We have made the following estimates for the transaction costs of individual investors in the A-share market in 2023: assuming that individual investors' transactions account for 60-70% of the total market (data provided by regulatory authorities, the proportion of individual investors' transactions in the A-share market in the first three quarters of 2022 reached a new low of 61.35%), then it is estimated that the total expenditure of individual investors' commissions and stamp duties in 2023 is between 53.6 billion yuan and 100 billion yuan. According to the distribution date, the total cash dividend amount of listed companies in 2023 for the whole year is 2.13 trillion yuan, assuming that the proportion of individual investors' dividends is consistent with that of the Shanghai Stock Exchange, it can be calculated that individual investors received a net dividend income of 262 billion to 327.7 billion yuan after tax (personal income tax applicable according to the holding period is 0-20%, and personal income tax can be exempted if the holding period is more than one year).

It can be seen that from the perspective of dividend distribution, investors in the A-share market can still obtain positive returns. But why are there always more investors who lose money than those who make money? The key lies in the continuous downward movement of the overall valuation level of A-shares and the frequent trading of individual investors. The income from the stock market comes from two aspects, one is dividend income, which has obviously increased in recent years; the other is the difference in income, which most individual investors will be negative.

 

Taking the annualized turnover rate of CSI 300 stocks from the beginning of 2022 to the end of the third quarter of this year and comparing it with the annualized turnover rate of stocks corresponding to the main global indices during the same period, the annualized turnover rate of CSI 300 is close to 3 times, that of the S&P 500 is 1.78 times, and that of the Nasdaq Index is 1.53 times. In contrast, the Nikkei 225, which has performed well in the past three years, has an annualized turnover rate of only 1 time.

In recent years, the proportion of A-share circulating market value held by individual investors has been about 30% of the total A-share circulating market value, but the proportion of transaction volume has exceeded 60% (more than 80% before 2016). We believe that excessive frequent trading, differences in cognitive levels, and information asymmetry are the fundamental reasons why most individual investors have a negative difference in income. Greed and fear are common weaknesses in human nature, and excessive frequent trading often leads to chasing rises and killing falls.

The difference in investment skills (including stock selection and timing) and information acquisition between individual investors with different wealth levels is an important reason for the intensification of wealth inequality in the field of equity investment.

Although both regulators and ordinary investors hope that a strong stock market can increase property income for everyone, and protect the interests of small and medium investors through legislation, strengthening supervision, and controlling the scale and pace of financing, the A-share market, as an emerging market, has a large difference in the cognitive level and investment level of market participants, and the overall governance level of listed companies also needs to be improved. Therefore, the expectation that a rising stock market can increase the property income of the majority of investors is just a beautiful wish, and the gap between ideal and reality is very large.

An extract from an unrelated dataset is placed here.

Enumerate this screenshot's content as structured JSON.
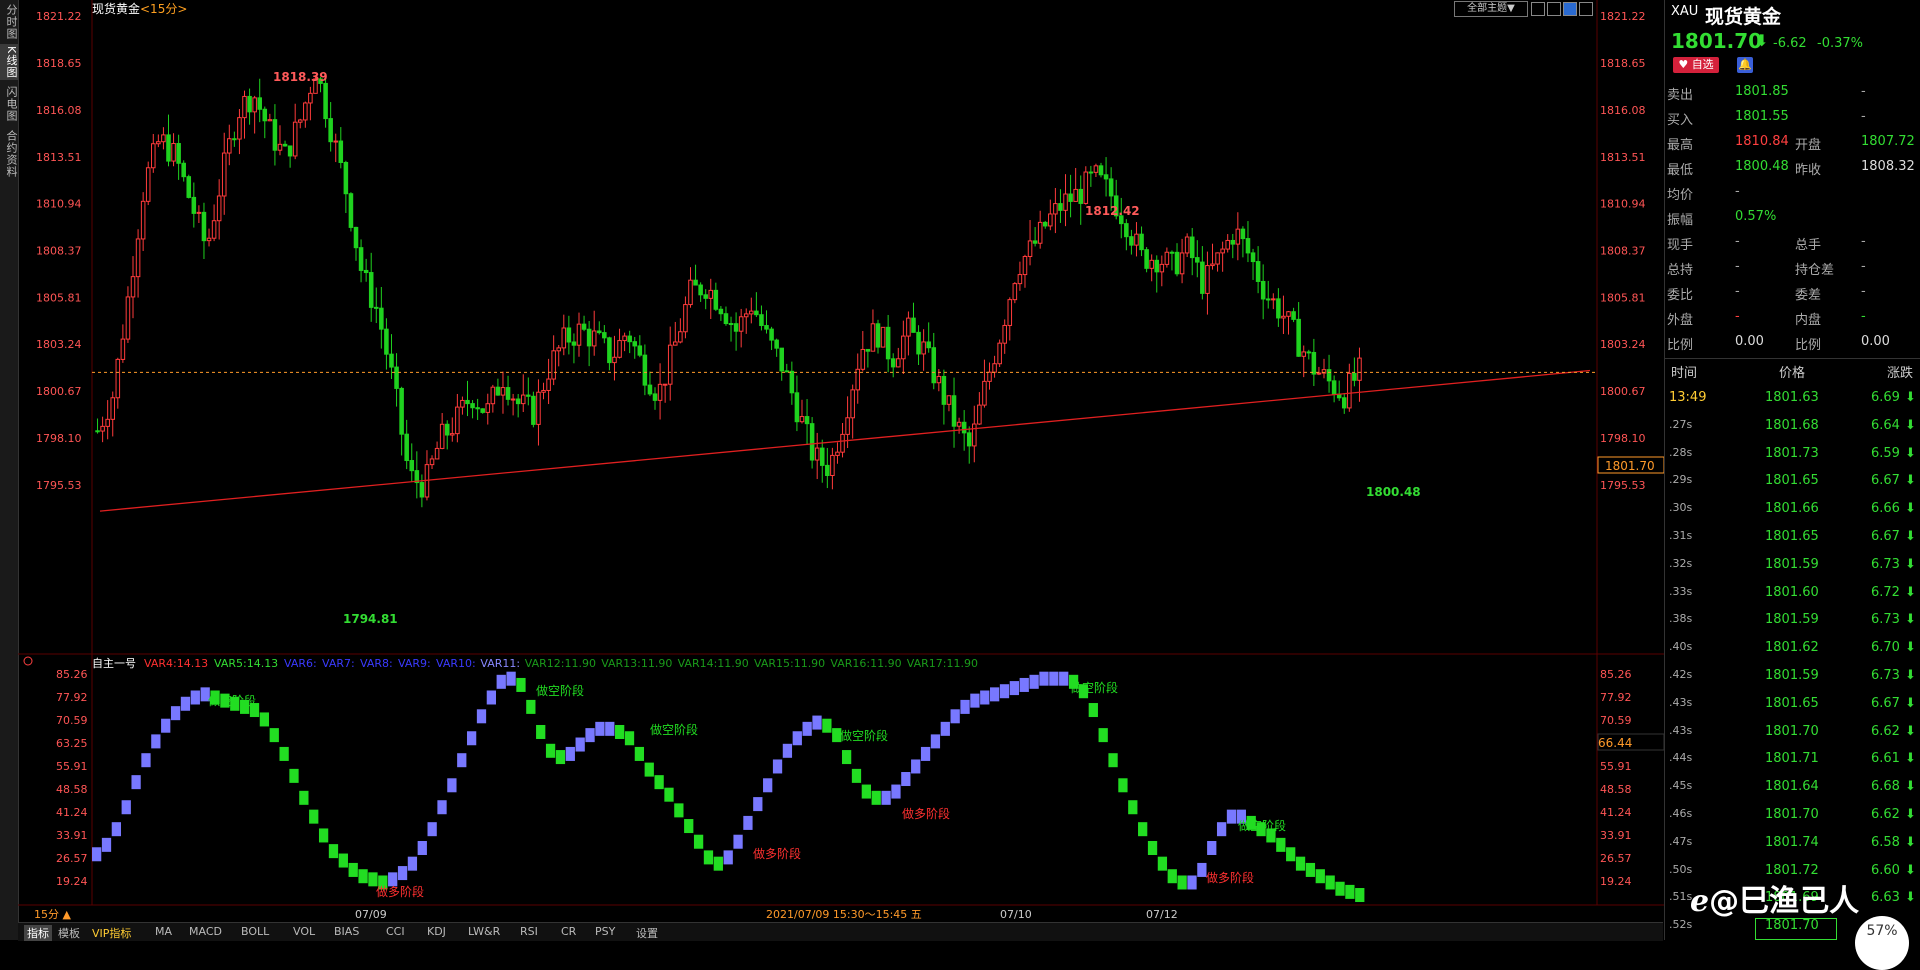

A more obvious fact is that the idea of promoting consumption through a bull market in stocks is completely unrealistic.

The stock market is a barometer of the economy; only when the economy is strong can the stock market be strong. It is unrealistic to expect the stock market to promote consumption or to shoulder the responsibility of promoting economic growth. Promoting consumption fundamentally requires long-term measures such as increasing fiscal expenditure in the field of people's livelihood and unswervingly promoting the reform of the tax and financial system to improve the income level of the middle and low-income groups.